I’d been talking to small people since I was a little kid. I knew they liked me and, unlike some big people, I had no fear of them. It was the big people who scared me.

“Do you blame me that I loved her from the moment I saw her?”

“No! No! No!” the crowd roared.

“Don’t you love her, too?”

“Yes! Yes! Yes!”

“I was certain certain that she’d be the best of all Ringwearers, the best of all mothers for New Earth. Do you think I was right?”

“Yes! Yes! Yes!”

“Everything she just said is true,” I told them. “The ground and the metal
don’t
only belong to me or the chiefs and teachers. You need to give some of it to us so we can do our jobs, but it
isn’t
all ours, and from now on I promise, if you help me, you’ll get a fair share.”

I glanced again at the place where Whiteblade’s car had been. Where had he gone, I wondered? What was he doing now?

“So are you with us?” I called out to the people of Batsky.

“Yes!”

“Where are the ringmen? Are
you
with us, men?”

“Yes!”

“Will you help me and the Ringwearer?”

“Yes!”

“Will you do as I ask you?”

“Yes!”

“And how about the metaldiggers? Raise your hands! Where are you? Are you with us?”

Yes,
they were here.
Yes,
they were with us.
Yes,
they would help us. And so would the stonebreakers and the stuffmakers and the flowergatherers.

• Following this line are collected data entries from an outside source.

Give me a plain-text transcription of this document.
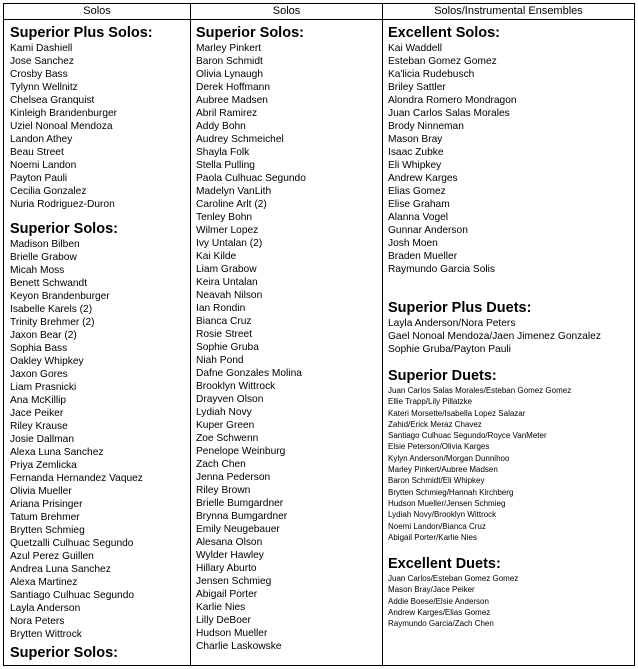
Solos	Solos	Solos/Instrumental Ensembles
Superior Plus Solos:
Kami Dashiell
Jose Sanchez
Crosby Bass
Tylynn Wellnitz
Chelsea Granquist
Kinleigh Brandenburger
Uziel Nonoal Mendoza
Landon Athey
Beau Street
Noemi Landon
Payton Pauli
Cecilia Gonzalez
Nuria Rodriguez-Duron
Superior Solos:
Madison Bilben
Brielle Grabow
Micah Moss
Benett Schwandt
Keyon Brandenburger
Isabelle Karels (2)
Trinity Brehmer (2)
Jaxon Bear (2)
Sophia Bass
Oakley Whipkey
Jaxon Gores
Liam Prasnicki
Ana McKillip
Jace Peiker
Riley Krause
Josie Dallman
Alexa Luna Sanchez
Priya Zemlicka
Fernanda Hernandez Vaquez
Olivia Mueller
Ariana Prisinger
Tatum Brehmer
Brytten Schmieg
Quetzalli Culhuac Segundo
Azul Perez Guillen
Andrea Luna Sanchez
Alexa Martinez
Santiago Culhuac Segundo
Layla Anderson
Nora Peters
Brytten Wittrock
Superior Solos:
Superior Solos:
Marley Pinkert
Baron Schmidt
Olivia Lynaugh
Derek Hoffmann
Aubree Madsen
Abril Ramirez
Addy Bohn
Audrey Schmeichel
Shayla Folk
Stella Pulling
Paola Culhuac Segundo
Madelyn VanLith
Caroline Arlt (2)
Tenley Bohn
Wilmer Lopez
Ivy Untalan (2)
Kai Kilde
Liam Grabow
Keira Untalan
Neavah Nilson
Ian Rondin
Bianca Cruz
Rosie Street
Sophie Gruba
Niah Pond
Dafne Gonzales Molina
Brooklyn Wittrock
Drayven Olson
Lydiah Novy
Kuper Green
Zoe Schwenn
Penelope Weinburg
Zach Chen
Jenna Pederson
Riley Brown
Brielle Bumgardner
Brynna Bumgardner
Emily Neugebauer
Alesana Olson
Wylder Hawley
Hillary Aburto
Jensen Schmieg
Abigail Porter
Karlie Nies
Lilly DeBoer
Hudson Mueller
Charlie Laskowske
Excellent Solos:
Kai Waddell
Esteban Gomez Gomez
Ka'licia Rudebusch
Briley Sattler
Alondra Romero Mondragon
Juan Carlos Salas Morales
Brody Ninneman
Mason Bray
Isaac Zubke
Eli Whipkey
Andrew Karges
Elias Gomez
Elise Graham
Alanna Vogel
Gunnar Anderson
Josh Moen
Braden Mueller
Raymundo Garcia Solis
Superior Plus Duets:
Layla Anderson/Nora Peters
Gael Nonoal Mendoza/Jaen Jimenez Gonzalez
Sophie Gruba/Payton Pauli
Superior Duets:
Juan Carlos Salas Morales/Esteban Gomez Gomez
Ellie Trapp/Lily Pillatzke
Kateri Morsette/Isabella Lopez Salazar
Zahid/Erick Meraz Chavez
Santiago Culhuac Segundo/Royce VanMeter
Elsie Peterson/Olivia Karges
Kylyn Anderson/Morgan Dunnihoo
Marley Pinkert/Aubree Madsen
Baron Schmidt/Eli Whipkey
Brytten Schmieg/Hannah Kirchberg
Hudson Mueller/Jensen Schmieg
Lydiah Novy/Brooklyn Wittrock
Noemi Landon/Bianca Cruz
Abigail Porter/Karlie Nies
Excellent Duets:
Juan Carlos/Esteban Gomez Gomez
Mason Bray/Jace Peiker
Addie Boese/Elsie Anderson
Andrew Karges/Elias Gomez
Raymundo Garcia/Zach Chen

Perhaps Starlight was right. Perhaps we really would win! What could the chiefs and teachers do to stop us, after all, if all their people were with us?

Lucy Johnson

 

Whiteblade came bursting into our house, nearly knocking over the helper who opened the door to him. He was panting and red in the face, and he stank of sweat. He’d ridden all the way down his cave and the Great Cave at full speed without a stop.

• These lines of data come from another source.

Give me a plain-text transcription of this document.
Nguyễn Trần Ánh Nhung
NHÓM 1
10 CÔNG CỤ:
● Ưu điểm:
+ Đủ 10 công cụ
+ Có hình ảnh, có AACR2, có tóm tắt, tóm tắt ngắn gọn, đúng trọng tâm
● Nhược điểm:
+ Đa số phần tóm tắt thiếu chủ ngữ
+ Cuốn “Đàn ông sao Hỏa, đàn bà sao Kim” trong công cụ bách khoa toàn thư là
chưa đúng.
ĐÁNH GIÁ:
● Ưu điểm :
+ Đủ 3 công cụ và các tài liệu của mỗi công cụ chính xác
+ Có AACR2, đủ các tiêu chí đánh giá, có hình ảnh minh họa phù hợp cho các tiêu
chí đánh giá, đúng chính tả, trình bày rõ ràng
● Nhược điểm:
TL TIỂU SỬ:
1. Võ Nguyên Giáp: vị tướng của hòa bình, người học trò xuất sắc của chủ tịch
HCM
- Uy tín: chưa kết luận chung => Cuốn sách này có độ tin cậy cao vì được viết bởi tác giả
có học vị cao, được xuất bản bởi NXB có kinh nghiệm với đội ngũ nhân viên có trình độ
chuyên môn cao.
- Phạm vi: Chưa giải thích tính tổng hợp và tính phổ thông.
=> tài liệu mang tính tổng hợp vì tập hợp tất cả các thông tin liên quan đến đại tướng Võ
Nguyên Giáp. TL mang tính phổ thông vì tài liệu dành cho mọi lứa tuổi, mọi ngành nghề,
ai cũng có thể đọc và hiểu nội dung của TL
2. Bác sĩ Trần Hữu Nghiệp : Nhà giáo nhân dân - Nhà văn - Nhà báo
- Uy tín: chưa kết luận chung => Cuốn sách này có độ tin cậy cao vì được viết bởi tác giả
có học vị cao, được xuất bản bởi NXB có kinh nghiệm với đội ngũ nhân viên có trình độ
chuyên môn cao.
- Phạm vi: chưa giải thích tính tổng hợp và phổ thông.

“Dixon!” he bellowed, pushing past helpers and bats. “Dixon! Where are you?”

I was in one part of the house, Dixon in another, and the two of us arrived in our door cave at the same time.

“That bloody Greenstone’s got to be stopped!” Whiteblade shouted. “He’s just come into my ground and spoken to my ringmen and small people, without asking me, without so much as telling me his plans. And can you believe this? That fishing girl of his stood up in front of all the small people in a buckskin wrap like she was one of them and not one of us at all. Which of course they loved, the lazy little slinkers, but it’s an insult to the ring. And you won’t believe what she said, Dixon! You just won’t believe it! She said that all the ground and all the metal—”

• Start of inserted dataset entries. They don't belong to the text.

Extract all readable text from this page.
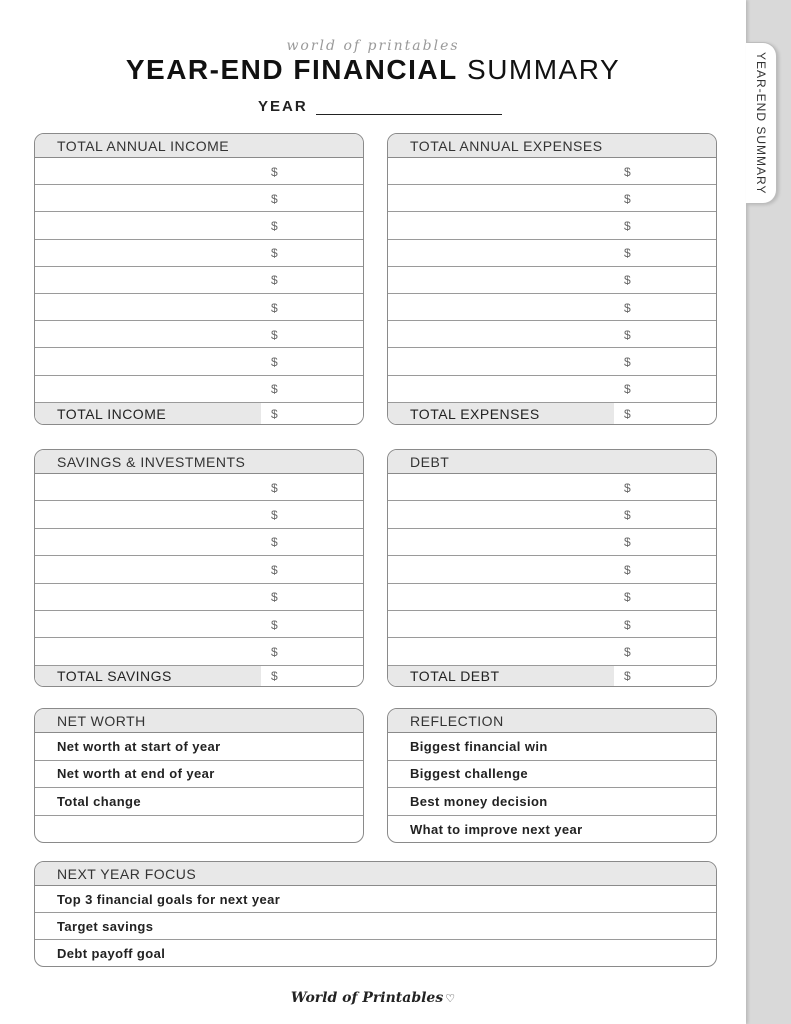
world of printables
YEAR-END FINANCIAL SUMMARY
YEAR
TOTAL ANNUAL INCOME
$
$
$
$
$
$
$
$
$
TOTAL INCOME	$
TOTAL ANNUAL EXPENSES
$
$
$
$
$
$
$
$
$
TOTAL EXPENSES	$
SAVINGS & INVESTMENTS
$
$
$
$
$
$
$
TOTAL SAVINGS	$
DEBT
$
$
$
$
$
$
$
TOTAL DEBT	$
NET WORTH
Net worth at start of year
Net worth at end of year
Total change
REFLECTION
Biggest financial win
Biggest challenge
Best money decision
What to improve next year
NEXT YEAR FOCUS
Top 3 financial goals for next year
Target savings
Debt payoff goal
World of Printables ♡
YEAR-END SUMMARY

Dixon interrupted him. “Okay, Whiteblade. That’s enough for the moment. Lucy is here, and there are helpers all around us. We’ll go to my writingcave, and then you can tell me the rest.”

“Yeah, okay. I mean, I was prepared to give the guy a chance, but as far as I’m concerned, he’s blown it now. Whatever you and Gerry have planned, I’m with you. Even if it means—”

“We’ll go to my writingcave,” Dixon repeated in a firm, tight voice.

Of course I didn’t go with them—
that sort of thing wasn’t for women or helpers—
but, just as chiefs had listeners in the houses of other chiefs, so we women had listeners who reported to us about our men. Whiteblade arrived at Third Horn, and I learned before Fourth Horn that Dixon had sent a helper on buckback down to Edenheart, with a message for a ringman called Snowleopard.

I already knew about Snowleopard. Dixon didn’t know it, but I did. He was the man from Old Ground who’d won the polefight in Edenheart, and the paddle race at Brightrest. He’d come over with the fishing girl, and she thought he was her special protector and friend, but my clever Dixon knew better. He’d been giving Snowleopard metal to build up a little group of ringmen at the Headmanhouse who would do as Dixon asked.

That fishing girl was in for a surprise.